Oscar Isaac Shines in The Card Counter‘s Lackluster Tale of Existential Loneliness

I’ve been thinking a lot about Paul Schrader’s The Card Counter, but probably not for the reasons you would think. The film is getting a lot of positive buzz—and I think there are elements really worth talking about in this quiet, contemplative drama—but I can’t help but feel its successes are parkouring off the back of its predecessor, 2017’s fiery and fierce First Reformed. Schrader is known for his meditations on loneliness; his storied history of projects—including script duties for Martin Scorsese films like Taxi Driver, Raging Bull and Bringing Out the Dead—always seem to follow tortured souls who could be part of the same bridge circle or fight club. It’s clear both The Card Counter and First Reformed are cut from that same cloth, though the latter sticks the landing better than the former.
Both of these films, in true Schrader style, are about something brewing under the surface—underneath the monotony, the loneliness, the minutiae of life. We follow the quiet life of William Tell, played with steady determination and precision by the incredible Oscar Isaac. He floats through life counting cards at lower stakes casino games, quite literally just passing the time among the tables. But he lets the audience know from the beginning that his demeanor stems from doing ten years of hard time. At first, it seems like he truly just wants to exist in the free world without any constraints, content to glide along by the edges of cards forever. Quickly, though, we learn that there is an anger building inside Tell and he is desperate to exercise it in the right way, the justified way.

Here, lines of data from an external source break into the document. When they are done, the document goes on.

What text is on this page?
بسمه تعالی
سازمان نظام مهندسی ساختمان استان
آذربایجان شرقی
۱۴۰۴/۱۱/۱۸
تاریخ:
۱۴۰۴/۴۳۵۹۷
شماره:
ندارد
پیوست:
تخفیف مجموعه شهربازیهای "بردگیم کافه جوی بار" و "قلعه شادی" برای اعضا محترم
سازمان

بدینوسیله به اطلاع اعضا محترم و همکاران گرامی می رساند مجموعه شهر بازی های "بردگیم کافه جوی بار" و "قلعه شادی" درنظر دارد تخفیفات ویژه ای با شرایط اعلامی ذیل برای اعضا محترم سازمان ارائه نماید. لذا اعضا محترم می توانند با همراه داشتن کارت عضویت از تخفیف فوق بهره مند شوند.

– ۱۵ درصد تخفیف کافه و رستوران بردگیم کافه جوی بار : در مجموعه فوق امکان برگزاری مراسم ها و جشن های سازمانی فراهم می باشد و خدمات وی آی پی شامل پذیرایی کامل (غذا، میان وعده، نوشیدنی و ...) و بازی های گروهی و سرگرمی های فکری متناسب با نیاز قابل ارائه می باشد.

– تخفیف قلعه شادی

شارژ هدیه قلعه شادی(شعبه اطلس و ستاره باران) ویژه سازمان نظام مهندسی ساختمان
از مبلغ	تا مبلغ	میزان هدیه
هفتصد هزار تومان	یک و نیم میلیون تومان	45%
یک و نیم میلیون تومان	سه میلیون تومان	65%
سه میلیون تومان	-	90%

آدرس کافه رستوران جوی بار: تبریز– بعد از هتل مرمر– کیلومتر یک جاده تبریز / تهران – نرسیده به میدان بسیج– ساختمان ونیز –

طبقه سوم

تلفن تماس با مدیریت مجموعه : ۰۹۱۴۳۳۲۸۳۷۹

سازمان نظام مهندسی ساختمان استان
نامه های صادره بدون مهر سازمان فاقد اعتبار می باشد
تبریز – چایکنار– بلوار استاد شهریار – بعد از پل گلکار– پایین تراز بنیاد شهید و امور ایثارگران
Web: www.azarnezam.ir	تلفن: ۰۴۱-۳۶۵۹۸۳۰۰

Isaac’s character is easily a spiritual sibling to Ethan Hawke’s Ernst Toller, the pastor of the First Reformed church who grapples with the erosion of his faith amid a volatile realization within his parish. As The Card Counter’s plot plays out, Tell begins to spin out like a car, trying his damnedest to keep control of what has become of his life. Even his attempt to give up solitude turns against him—much like it does for Toller when he becomes embroiled with Amanda Seyfried’s Mary and her husband, Michael—when he meets Cirk (Tye Sheridan), a young man eager to inflict violence upon a mutual figure from both their pasts. Isaac is immensely good at quiet conflict, the internal struggle. It permeates the entire film and makes it worth watching. His performance gives us a reason to care that, once again, Schrader is taking us down the dark and amoral path he is known to tread.